1. Introduction
As one of the most hazardous natural disasters, flooding is frequently responsible for losses of life and severe damage to infrastructure and the environment, causing significant environmental and economic losses, as well as social interruption [
1]. Due to global climate change, it is likely that EPEs will become more intense and frequent in many regions and cause greater losses in the future [
2]. Urban areas are more vulnerable to the disruption of public services due to the dense population, so urban flooding caused by EPEs has become increasingly prominent.
This paper uses the scenario analysis method based on Geographic Information System (GIS) to simulate the waterlogging depth of each rail transit station, and uses the characteristic index of complex network theory to evaluate the importance of each rail transit station, comprehensively considers the climate, terrain elements and topological characteristics of each rail transit station, and uses the TOPSIS method based on entropy weight to conduct multi-criteria decision analysis, so as to determine the optimal transformation sequence of each rail transit station. In addition, considering the uncertainty of climate change, the probability prediction model is used to fit the probability of extreme precipitation events, after which the expected loss caused by extreme precipitation events is estimated, and the binary tree option pricing model is used to determine the optimal investment time of each rail transit station.

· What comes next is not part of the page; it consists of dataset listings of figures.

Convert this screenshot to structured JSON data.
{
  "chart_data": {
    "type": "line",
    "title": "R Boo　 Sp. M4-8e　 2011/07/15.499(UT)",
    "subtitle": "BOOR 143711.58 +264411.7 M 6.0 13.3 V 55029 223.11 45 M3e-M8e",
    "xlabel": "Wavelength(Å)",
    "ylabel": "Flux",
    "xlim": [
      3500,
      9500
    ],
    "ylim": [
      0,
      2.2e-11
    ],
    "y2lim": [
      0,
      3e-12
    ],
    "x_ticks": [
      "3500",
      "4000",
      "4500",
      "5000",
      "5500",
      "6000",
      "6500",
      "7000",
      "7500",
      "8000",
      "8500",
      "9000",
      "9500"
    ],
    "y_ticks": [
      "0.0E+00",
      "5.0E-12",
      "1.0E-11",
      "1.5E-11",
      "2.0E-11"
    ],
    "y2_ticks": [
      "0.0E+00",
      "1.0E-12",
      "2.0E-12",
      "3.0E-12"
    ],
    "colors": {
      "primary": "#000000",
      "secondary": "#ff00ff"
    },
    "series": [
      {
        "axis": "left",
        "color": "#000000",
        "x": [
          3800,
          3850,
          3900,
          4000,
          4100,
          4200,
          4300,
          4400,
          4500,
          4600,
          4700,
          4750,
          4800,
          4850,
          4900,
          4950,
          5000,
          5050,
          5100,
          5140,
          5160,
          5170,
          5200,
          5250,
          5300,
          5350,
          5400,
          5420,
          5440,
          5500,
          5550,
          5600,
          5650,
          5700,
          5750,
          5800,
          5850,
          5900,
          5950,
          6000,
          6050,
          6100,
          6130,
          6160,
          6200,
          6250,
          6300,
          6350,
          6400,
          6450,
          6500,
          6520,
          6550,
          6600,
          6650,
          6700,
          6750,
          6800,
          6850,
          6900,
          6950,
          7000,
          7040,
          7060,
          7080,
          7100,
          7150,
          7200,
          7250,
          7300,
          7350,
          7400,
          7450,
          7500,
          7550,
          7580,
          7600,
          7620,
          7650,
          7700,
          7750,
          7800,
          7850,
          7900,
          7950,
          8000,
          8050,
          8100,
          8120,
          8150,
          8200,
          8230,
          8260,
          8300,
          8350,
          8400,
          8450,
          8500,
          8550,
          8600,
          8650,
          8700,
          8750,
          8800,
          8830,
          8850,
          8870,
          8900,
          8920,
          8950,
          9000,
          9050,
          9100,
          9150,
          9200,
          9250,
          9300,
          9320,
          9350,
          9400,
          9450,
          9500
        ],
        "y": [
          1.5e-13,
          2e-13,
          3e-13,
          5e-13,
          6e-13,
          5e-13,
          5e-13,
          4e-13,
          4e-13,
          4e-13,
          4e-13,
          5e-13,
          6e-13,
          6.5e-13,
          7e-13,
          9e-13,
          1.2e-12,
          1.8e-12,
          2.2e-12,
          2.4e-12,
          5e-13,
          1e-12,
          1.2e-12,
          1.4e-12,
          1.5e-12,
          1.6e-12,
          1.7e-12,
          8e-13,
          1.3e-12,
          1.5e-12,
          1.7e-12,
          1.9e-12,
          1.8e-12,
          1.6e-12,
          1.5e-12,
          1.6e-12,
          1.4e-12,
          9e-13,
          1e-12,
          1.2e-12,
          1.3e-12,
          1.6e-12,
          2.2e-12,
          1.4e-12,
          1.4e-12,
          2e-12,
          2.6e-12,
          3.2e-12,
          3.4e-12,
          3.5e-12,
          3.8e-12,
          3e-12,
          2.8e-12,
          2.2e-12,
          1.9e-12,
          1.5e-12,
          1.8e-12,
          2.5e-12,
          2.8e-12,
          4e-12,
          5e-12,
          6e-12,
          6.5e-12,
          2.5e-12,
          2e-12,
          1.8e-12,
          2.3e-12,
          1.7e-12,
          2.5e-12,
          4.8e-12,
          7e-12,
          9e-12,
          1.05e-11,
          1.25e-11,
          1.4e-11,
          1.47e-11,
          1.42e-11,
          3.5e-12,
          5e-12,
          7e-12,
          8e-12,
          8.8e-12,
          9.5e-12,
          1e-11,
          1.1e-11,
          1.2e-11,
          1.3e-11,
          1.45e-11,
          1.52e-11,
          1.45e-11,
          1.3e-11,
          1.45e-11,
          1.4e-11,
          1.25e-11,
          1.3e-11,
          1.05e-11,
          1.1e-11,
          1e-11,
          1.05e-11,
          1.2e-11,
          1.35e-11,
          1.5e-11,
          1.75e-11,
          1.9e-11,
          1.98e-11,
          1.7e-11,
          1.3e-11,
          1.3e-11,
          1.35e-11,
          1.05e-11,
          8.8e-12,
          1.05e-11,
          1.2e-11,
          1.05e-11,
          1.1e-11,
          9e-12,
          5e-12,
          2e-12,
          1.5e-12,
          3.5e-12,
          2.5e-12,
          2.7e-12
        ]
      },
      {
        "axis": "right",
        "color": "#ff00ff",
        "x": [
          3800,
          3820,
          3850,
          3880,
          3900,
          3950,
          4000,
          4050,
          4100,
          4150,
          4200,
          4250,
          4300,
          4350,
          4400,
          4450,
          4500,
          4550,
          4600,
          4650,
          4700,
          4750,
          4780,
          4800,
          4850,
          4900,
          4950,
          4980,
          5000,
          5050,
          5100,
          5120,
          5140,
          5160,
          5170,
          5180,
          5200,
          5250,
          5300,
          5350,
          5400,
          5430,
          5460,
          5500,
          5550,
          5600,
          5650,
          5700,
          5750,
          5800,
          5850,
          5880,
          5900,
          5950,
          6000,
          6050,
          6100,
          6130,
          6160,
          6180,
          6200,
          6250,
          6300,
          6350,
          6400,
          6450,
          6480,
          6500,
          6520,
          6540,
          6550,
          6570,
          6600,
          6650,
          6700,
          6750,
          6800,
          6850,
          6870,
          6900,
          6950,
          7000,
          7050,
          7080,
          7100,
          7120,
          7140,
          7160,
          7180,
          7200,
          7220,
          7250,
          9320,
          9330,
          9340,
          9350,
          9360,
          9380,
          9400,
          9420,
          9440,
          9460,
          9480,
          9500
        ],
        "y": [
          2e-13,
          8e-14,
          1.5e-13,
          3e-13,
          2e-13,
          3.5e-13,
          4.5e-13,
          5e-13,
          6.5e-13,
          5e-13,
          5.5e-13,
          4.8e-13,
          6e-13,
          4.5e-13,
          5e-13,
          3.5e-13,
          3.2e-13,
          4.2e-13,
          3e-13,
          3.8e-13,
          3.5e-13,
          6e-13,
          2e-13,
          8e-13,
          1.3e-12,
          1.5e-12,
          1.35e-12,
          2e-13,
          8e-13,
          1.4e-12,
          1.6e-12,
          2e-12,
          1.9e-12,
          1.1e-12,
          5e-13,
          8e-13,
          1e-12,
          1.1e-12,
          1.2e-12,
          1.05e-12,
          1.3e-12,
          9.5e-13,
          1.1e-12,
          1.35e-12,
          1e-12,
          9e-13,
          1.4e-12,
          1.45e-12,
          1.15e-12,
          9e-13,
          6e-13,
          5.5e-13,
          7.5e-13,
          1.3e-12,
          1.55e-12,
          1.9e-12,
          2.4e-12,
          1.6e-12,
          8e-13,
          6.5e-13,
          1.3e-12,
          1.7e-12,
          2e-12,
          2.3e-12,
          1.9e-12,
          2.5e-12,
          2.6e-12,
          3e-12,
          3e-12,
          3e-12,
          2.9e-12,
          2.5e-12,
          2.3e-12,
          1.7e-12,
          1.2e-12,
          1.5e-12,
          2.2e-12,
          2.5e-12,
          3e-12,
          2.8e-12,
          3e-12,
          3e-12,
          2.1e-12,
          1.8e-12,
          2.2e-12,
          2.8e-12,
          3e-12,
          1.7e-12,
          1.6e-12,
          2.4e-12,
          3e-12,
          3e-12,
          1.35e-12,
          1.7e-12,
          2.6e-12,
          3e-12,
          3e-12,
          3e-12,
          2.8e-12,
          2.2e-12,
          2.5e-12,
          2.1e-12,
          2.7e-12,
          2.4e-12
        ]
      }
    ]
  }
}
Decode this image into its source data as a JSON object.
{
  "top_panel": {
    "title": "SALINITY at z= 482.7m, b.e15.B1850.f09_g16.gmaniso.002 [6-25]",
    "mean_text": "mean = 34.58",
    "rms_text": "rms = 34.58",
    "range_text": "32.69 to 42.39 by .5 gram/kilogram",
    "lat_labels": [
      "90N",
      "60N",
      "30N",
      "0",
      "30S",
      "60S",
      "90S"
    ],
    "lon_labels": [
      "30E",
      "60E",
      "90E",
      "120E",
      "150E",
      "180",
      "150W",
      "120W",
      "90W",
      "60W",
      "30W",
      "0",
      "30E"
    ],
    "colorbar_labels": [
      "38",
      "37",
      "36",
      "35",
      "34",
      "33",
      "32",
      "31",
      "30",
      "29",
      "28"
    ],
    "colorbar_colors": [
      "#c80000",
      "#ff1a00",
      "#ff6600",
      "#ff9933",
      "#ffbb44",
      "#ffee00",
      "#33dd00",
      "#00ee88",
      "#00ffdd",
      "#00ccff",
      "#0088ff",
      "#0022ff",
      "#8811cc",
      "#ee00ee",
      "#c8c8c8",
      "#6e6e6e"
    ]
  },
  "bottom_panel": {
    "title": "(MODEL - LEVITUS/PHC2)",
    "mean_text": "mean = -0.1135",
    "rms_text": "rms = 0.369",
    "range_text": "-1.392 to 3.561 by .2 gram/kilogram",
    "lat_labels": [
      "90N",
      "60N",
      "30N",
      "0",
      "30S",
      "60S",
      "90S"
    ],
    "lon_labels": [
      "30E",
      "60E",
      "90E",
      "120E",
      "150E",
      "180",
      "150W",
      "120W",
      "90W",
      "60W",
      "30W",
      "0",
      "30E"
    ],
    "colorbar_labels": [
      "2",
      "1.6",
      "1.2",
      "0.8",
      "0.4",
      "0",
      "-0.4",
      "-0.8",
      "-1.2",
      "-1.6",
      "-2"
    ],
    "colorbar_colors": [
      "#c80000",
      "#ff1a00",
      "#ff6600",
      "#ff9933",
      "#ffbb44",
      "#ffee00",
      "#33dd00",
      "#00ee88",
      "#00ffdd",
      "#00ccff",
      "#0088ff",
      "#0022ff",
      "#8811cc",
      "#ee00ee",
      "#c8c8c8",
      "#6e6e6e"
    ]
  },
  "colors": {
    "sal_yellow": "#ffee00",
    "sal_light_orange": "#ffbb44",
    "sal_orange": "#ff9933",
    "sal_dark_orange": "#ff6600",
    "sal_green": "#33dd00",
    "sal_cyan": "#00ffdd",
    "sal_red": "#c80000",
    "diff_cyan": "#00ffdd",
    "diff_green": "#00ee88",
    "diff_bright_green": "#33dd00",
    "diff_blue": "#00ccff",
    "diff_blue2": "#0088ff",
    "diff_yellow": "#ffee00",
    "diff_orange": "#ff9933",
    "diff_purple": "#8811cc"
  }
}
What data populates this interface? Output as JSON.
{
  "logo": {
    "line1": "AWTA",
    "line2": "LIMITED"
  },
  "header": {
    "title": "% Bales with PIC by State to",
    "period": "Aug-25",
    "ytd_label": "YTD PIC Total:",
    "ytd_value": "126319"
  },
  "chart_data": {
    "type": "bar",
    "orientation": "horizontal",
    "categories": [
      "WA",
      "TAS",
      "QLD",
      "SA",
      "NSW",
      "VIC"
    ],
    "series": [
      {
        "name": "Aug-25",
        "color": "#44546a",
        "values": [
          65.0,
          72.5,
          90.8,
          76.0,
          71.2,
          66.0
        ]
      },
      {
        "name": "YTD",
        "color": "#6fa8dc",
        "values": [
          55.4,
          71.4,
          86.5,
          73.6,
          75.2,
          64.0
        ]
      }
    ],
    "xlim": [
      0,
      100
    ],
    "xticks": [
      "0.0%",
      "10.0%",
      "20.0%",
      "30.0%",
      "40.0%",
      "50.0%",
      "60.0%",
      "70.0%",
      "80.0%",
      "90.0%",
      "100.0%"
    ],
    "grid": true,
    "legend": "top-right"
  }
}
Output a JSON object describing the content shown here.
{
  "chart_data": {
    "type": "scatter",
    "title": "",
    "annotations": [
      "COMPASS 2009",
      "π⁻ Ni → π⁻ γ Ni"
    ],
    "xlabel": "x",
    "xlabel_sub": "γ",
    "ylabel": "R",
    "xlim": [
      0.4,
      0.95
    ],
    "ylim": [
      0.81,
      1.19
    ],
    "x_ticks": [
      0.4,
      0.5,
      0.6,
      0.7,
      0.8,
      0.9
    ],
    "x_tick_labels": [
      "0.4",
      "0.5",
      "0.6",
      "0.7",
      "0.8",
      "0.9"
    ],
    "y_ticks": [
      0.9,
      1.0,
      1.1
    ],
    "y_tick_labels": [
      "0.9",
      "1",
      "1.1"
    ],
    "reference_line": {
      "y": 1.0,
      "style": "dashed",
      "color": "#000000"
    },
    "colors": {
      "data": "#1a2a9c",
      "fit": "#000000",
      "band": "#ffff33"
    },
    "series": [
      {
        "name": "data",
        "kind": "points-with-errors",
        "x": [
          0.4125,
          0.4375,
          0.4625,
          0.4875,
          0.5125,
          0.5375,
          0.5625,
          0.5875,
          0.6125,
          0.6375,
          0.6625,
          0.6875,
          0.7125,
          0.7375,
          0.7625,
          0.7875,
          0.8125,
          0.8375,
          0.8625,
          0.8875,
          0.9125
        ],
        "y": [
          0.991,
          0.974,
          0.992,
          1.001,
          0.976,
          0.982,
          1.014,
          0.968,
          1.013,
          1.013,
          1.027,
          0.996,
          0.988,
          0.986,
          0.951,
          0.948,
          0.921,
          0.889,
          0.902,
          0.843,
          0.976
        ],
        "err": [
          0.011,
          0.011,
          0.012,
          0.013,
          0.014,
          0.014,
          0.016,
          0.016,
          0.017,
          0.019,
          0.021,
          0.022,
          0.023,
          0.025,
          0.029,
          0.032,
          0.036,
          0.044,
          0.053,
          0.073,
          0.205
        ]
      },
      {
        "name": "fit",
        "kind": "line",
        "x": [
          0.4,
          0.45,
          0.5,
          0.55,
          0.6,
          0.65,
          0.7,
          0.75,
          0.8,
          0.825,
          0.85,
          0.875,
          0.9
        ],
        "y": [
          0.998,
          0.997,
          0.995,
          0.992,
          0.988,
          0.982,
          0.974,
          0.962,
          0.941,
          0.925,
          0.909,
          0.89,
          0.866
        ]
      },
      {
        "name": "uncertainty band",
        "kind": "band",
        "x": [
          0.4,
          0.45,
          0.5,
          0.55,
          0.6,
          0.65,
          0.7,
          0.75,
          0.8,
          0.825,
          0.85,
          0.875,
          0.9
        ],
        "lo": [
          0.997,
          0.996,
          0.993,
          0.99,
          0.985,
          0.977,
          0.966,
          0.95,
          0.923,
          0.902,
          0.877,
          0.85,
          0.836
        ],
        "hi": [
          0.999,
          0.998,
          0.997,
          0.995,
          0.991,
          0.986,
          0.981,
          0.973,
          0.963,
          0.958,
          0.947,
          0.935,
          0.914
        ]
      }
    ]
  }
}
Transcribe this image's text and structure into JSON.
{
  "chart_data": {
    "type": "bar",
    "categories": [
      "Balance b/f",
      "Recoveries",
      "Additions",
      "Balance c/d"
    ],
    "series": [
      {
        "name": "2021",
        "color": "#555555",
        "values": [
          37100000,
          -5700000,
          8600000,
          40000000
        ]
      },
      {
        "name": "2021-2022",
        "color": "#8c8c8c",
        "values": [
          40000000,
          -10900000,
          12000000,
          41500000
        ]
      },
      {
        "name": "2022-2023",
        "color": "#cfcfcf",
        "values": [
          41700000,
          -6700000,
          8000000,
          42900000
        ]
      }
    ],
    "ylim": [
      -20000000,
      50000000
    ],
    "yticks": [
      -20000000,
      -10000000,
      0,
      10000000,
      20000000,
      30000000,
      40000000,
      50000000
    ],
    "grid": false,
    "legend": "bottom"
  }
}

The main contributions of this study can be summarized as follows: (i) in contents: First, we expand the spatial scale of the infrastructure renovation and take local governments as the decision-making entity responsible for renovating URT stations at an urban scale. Second, we overcome the limitations of previous studies and regard the renovation of URT stations as an independent behavior in sequence rather than as a whole behavior; that is, this study conducts the research from both overall and individual perspectives; (ii) in methods: First, aimed at the specific URT object, we introduce complex network theory (CNT) into urban flooding risk assessment, and comprehensively consider external environment and intrinsic property, which improves the comprehensiveness of decision making. Second, we select indicators to evaluate the node importance in URT networks from three different perspectives, namely, node local attribute, network global attribute and network dynamic failure, which improves the accuracy of the node importance measuring. Finally, in the measurement of investment incomes, besides direct losses caused by EPEs, we also estimate indirect losses through input-output analysis (IOA), which is suitable for the economic loss assessment of disasters at an urban scale.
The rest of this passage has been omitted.